In the ‘Great Week of Bilbao’ around August the 16th, ‘Green’ played ‘Shamrock Blue’ in the cathedral of football – the San Mamés. Langara, the man who had been captain the last time the Basques played, threw the ball in to the backdrop of a carnival atmosphere. The full timers from the homeland were too powerful for their part-time opponents who included a young Ronnie Whelan, soon set for stardom at Anfield.
However, on the night controversy reigned as the Spanish government outlawed the playing of the Basque anthem ‘Gernikako Abola’ before the game. This led to representatives of the newly formed Basque regional parliament refusing to sit in the Presidential box and the Spanish national anthem was roundly jeered all around the stadium. On the pitch the Basques ran out 4-1 winners with Athletic’s Dani scoring a brace; he would go on to be part of the clubs back-to-back titles in 1983 and ’84. Whelan netted for the Ireland Select.
Afterwards the Irish players were treated like royalty, each presented with plaques at a gala dinner hosted by Carlos Garaikoetxea Urriza, the leader of the regional government, who oversaw the re-establishment of the Basque language through the education system in the region. Forward Terry Eviston’s plaque is in his Mother’s house in Dublin, while Pat Nolan, then of Limerick City has his at home in the Treaty county.
Through their history the teams of Sociedad and Athletic have been well known for their refusal to look outside the region for playing talent, however in the late 1980’s as the San Sebastien club struggled to keep up with their rivals, they reluctantly decided to break with tradition and look abroad. In 1989 they splashed out £1.5 million pounds for Irish International John Aldridge, although the initial welcome was not the friendliest: sprayed on the walls around the Zubieta training ground was ‘Ez da atzerritar ongietorria’ – No foreigners welcome.

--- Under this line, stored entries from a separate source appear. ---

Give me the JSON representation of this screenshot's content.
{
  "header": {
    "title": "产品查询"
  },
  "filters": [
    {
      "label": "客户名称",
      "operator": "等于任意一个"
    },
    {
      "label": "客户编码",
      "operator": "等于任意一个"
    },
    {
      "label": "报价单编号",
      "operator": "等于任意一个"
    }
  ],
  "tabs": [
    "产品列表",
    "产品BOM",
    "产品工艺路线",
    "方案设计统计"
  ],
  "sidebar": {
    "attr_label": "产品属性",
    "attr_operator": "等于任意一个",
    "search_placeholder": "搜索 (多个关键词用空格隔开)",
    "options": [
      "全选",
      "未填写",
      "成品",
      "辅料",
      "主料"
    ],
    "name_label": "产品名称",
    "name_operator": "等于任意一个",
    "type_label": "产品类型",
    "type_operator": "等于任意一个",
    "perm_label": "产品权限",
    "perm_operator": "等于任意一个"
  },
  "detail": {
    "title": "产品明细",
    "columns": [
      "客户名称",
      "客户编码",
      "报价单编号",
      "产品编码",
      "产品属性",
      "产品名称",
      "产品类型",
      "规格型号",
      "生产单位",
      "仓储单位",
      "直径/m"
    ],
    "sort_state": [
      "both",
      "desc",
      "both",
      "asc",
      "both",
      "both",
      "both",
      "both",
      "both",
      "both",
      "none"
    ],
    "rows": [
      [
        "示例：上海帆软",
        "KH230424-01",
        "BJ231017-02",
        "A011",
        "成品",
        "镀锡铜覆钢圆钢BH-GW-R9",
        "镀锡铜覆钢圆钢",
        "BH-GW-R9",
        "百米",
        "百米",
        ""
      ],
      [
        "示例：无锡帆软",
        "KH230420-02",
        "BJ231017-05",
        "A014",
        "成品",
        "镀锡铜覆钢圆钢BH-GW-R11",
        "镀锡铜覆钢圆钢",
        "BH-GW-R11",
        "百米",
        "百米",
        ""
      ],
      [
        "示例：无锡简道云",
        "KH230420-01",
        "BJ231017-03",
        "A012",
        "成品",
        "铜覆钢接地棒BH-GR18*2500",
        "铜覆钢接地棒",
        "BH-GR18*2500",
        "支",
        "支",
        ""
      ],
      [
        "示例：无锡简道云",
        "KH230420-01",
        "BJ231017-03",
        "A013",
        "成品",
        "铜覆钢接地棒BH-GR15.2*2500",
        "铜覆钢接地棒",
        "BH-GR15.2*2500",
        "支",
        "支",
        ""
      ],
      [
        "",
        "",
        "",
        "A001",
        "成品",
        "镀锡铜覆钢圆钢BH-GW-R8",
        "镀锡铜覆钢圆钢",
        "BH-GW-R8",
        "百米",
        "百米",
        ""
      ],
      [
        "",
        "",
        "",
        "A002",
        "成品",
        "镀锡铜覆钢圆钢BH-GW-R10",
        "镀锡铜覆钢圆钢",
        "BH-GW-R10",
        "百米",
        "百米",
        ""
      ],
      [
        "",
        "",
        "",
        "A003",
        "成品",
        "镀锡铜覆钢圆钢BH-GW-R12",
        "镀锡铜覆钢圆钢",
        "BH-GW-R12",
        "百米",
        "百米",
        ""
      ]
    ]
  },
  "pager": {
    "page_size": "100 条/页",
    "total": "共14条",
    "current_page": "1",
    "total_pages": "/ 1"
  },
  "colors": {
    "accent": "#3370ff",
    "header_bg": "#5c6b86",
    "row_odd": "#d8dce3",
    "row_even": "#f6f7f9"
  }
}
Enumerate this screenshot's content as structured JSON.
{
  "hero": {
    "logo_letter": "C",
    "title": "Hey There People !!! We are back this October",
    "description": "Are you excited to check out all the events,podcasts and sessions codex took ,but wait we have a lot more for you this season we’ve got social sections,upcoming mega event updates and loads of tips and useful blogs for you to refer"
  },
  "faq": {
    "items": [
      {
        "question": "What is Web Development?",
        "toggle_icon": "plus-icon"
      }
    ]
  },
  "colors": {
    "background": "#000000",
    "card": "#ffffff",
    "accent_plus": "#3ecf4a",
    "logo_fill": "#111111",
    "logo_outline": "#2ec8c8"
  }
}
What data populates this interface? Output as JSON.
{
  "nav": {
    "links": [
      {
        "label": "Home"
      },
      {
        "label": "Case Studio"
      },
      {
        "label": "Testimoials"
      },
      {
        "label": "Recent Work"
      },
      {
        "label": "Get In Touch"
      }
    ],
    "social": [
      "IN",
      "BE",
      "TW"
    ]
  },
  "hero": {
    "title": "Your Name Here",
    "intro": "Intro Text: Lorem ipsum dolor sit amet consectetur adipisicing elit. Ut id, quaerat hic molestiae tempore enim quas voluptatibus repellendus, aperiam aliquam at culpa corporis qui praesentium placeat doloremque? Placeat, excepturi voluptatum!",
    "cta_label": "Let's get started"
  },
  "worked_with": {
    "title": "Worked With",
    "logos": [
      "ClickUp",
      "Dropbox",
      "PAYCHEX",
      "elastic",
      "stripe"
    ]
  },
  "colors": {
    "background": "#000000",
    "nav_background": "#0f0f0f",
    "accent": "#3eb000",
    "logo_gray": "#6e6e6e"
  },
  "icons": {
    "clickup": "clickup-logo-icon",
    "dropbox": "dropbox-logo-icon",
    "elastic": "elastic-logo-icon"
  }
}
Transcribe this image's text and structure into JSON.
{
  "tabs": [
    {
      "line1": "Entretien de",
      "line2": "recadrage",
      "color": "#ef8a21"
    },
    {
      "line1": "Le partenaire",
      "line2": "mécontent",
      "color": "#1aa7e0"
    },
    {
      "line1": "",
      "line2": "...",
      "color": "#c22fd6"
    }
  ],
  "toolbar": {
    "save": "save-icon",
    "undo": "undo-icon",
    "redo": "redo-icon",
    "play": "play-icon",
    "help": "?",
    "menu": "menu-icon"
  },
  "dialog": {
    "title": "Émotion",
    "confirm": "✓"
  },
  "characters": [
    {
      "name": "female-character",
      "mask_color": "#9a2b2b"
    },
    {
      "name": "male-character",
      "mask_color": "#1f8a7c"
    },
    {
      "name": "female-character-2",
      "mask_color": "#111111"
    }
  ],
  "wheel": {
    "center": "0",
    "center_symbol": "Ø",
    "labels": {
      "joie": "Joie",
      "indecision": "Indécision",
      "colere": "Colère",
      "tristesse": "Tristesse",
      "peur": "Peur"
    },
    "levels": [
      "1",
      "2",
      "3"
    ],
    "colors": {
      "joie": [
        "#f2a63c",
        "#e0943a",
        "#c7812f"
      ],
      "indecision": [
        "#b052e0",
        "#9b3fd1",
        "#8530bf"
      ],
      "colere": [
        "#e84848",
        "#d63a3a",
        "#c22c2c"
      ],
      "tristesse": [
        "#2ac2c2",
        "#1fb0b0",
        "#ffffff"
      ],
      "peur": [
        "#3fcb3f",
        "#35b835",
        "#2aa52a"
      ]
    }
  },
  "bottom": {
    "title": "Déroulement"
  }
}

Motivated with the promise from a local butcher of a T-bone steak for every goal he scored, Aldridge netted forty times in 75 appearances which included a first victory over FC Barcelona at Camp Nou. In essence Aldridge broke the mould with other foreign players now free to follow his example. Like Ireland the history of the Basque homeland has been a tale of oppression and a culture of resistance, and football has played a part in that resistance.